For full-year 2025, management did not provide updated formal guidance, citing macro and SBA program unpredictability. However, leadership emphasized confidence in the business model’s durability and long-term earnings trajectory, and signaled further product, deposit, and balance sheet expansion into 2026.
Takeaways
NewtekOne’s Q3 demonstrates the power of a tech-driven, non-traditional banking model, with ALP scale and deposit growth outpacing peers and legacy risks receding.
- ALP Securitization as Growth Engine: Record $350M deal validates non-bank lending scale, recurring fee model, and risk transfer, supporting future volume and margin expansion.
- Deposit and Efficiency Advantage: Branchless deposit gathering and operating leverage are translating into industry-leading profitability metrics and funding flexibility.
- Watch for Leverage and Diversification: As management increases balance sheet leverage and expands into new product lines, execution on credit quality and segment mix will be critical to sustaining returns and valuation re-rating.
Conclusion
NewtekOne’s Q3 marks a pivotal step in scaling its alternative lending and tech-enabled banking franchise, with robust deposit and ALP growth, improving credit normalization, and clear signals of further balance sheet leverage ahead.
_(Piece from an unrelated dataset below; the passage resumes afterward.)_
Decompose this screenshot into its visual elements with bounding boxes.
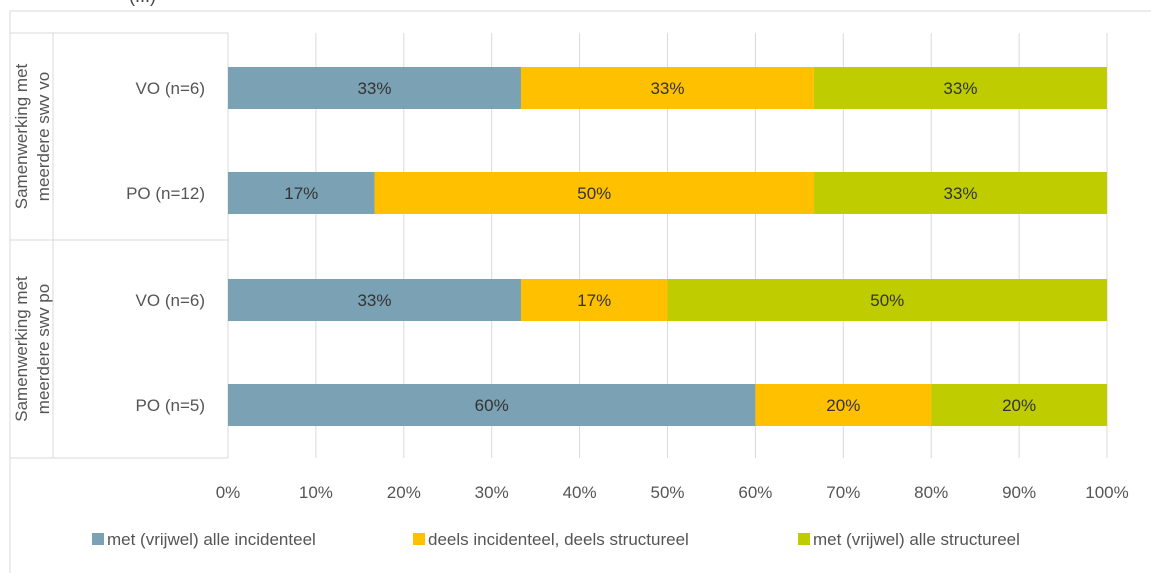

Investors should monitor execution on securitization, credit stability, and product diversification as the company matures beyond its legacy SBA lender roots.
Industry Read-Through
NewtekOne’s results highlight a broader shift in SME banking toward technology-driven, branchless models, as legacy banks struggle to match digital acquisition and efficiency. The ALP’s scale and securitization approach provide a template for non-bank lenders seeking recurring fee income and risk transfer, while the ongoing shakeout among SBA lenders points to consolidation and increased barriers to entry. As traditional banks face slow deposit and loan growth, NewtekOne’s trajectory signals that platform scale and funding innovation are becoming key competitive levers in small business finance. The industry should expect further migration of profitable SME customers to digital-first platforms with integrated treasury and lending solutions.